Increasing global competition and advances in Internet technologies have led organizations to consider e-business strategies. However, evolving e-business strategies have been identified as a critical issue faced by corporate planners. The relevance and the use of IS (Information Systems) strategy planning practices in the context of e-business have been argued among researchers. In this paper, the authors investigate whether organizations can successfully improve the IS value in the e-business context by suitably extending and modifying IS planning practices. To achieve this objective, the authors use a longitudinal case study of an Indian automotive manufacturer to critically evaluate ‘why’ and ‘how’ e-business strategies differ from IS strategies. The authors compare and analyze five important planning parameters (strategic alignment, technological environment, formalization, role of the IS function, and implementation planning) and the IS value of both IS and e-business contexts. The research reveals that the e-business contexts are characterized by significant changes in planning parameters. Extending IS planning experiences and proper management of these parameters results in successful e-business strategies. The paper is concluded with a set of implications for deploying e-business strategies in developing countries and directions for future research.

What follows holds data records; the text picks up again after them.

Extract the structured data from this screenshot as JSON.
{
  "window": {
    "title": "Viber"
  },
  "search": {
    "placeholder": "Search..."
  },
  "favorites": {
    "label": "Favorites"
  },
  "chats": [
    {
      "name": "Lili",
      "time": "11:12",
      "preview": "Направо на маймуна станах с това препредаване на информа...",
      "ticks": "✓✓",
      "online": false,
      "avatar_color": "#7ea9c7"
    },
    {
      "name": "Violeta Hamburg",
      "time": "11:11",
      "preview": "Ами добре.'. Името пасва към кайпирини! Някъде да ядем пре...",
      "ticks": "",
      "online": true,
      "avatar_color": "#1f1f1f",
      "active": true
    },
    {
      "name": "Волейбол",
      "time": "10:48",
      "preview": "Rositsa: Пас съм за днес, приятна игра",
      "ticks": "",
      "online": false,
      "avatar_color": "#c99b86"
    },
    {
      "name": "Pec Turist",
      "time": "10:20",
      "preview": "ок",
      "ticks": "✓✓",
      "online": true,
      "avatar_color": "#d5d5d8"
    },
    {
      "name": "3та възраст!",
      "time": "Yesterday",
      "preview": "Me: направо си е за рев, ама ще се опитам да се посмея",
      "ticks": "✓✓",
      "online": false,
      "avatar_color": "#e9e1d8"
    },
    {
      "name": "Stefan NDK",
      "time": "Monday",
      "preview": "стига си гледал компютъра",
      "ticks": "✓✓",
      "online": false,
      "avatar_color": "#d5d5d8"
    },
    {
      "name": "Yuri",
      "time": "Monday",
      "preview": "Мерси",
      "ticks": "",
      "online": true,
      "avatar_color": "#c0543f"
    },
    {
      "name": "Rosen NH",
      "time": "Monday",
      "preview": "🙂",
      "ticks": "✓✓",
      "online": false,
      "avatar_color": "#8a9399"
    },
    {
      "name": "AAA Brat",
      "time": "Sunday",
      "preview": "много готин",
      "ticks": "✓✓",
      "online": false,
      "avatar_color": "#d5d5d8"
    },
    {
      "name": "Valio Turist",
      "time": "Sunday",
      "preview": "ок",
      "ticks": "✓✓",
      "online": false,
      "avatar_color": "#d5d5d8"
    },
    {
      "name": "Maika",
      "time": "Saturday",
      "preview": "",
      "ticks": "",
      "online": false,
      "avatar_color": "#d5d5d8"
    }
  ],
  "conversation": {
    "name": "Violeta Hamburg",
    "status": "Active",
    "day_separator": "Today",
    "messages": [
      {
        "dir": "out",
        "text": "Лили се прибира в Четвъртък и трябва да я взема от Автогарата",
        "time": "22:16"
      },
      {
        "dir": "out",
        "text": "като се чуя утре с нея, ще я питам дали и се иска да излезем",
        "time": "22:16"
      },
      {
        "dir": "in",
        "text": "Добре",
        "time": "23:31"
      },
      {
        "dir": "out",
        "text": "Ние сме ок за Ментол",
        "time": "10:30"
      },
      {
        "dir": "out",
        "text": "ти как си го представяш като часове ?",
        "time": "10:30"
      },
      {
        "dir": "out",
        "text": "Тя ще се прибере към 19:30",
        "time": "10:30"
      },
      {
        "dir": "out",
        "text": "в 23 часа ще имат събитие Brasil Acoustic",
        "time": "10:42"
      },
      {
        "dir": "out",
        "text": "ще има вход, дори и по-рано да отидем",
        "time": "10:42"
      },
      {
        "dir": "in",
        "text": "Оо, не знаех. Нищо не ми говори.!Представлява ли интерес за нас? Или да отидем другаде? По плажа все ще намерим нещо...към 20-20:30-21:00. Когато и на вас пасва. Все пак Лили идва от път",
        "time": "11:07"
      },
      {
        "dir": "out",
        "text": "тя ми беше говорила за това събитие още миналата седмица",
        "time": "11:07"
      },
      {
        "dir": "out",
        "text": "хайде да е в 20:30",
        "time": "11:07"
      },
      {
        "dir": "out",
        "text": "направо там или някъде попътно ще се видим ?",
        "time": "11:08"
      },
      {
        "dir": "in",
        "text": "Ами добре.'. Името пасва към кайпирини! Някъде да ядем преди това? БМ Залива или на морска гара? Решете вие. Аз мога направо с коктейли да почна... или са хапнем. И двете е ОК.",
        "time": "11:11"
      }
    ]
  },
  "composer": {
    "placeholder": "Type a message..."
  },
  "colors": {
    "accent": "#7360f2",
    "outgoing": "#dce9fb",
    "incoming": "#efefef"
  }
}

Internet has emerged as an enabler of competitive business strategies to cope with the changing business environment across the world (Zhu, 2004). Business on the Internet or e-business in its broadest sense refers to the use of Internet for carrying out business activities such as selling products and service, servicing customers, collaborating with business partners and carrying out internal activities within geographically distributed organizations (Weill & Vitale, 2001; Turban, 2002). Successful e-business diffusion is considered as one of the most significant Information Technology (IT) innovations in contemporary organizations and it offers a new set of opportunities and challenges to the planners (Lin & Lin, 2007). E-business is also characterized by ever changing scope of applications, technological advancements, level of resource commitment and the expected organization-wide changes. E-business strategy relates to the objectives and plans used to achieve business goals in which information exchange enables or facilitates the execution of activities in and across value chains through Internet so as to achieve competitive advantage (Holsapple & Singh, 2000; Apigian et al., 2005). However, formulation and implementation of e-business strategy have been identified as a critical issue facing IS executives and researchers (Li & Chang, 2004; Coltman et al., 2007). Research focusing on the strategic perspective of e-business is limited and is less than 10% of research articles (Ngai & Wat, 2002).
An e-business strategy provides a basic plan that specifies the development objectives, and determines the development directions for achieving the objectives within a given time scale. It is concerned with multidimensional characteristics associated with various levels, different parties, and different elements (Bakry & Bakry, 2001; Li & Chang, 2004; Coltman et al., 2007). E-business strategies differ from traditional Information Systems (IS) strategies in terms of linkages with business strategies, the scope and levers of change, and the strategic benefits (Hackbarth & Kettinger, 2000). IS strategy planning models and approaches were developed prior to the advent of Internet and hence failed to explicitly consider the forces that shape organizational growth and success in the e-business era (Pant & Ravichandran, 2001). In the dynamic and competitive business environment with enormous scope for leveraging Internet technologies, traditional approaches to IS strategy planning is likely to be inappropriate (Peters et al., 2002). However, it is also argued that the theories and practices of IS strategy planning are applicable in e-business strategy (Hooft & Stegwaee, 2001; Finnegan et al., 2003).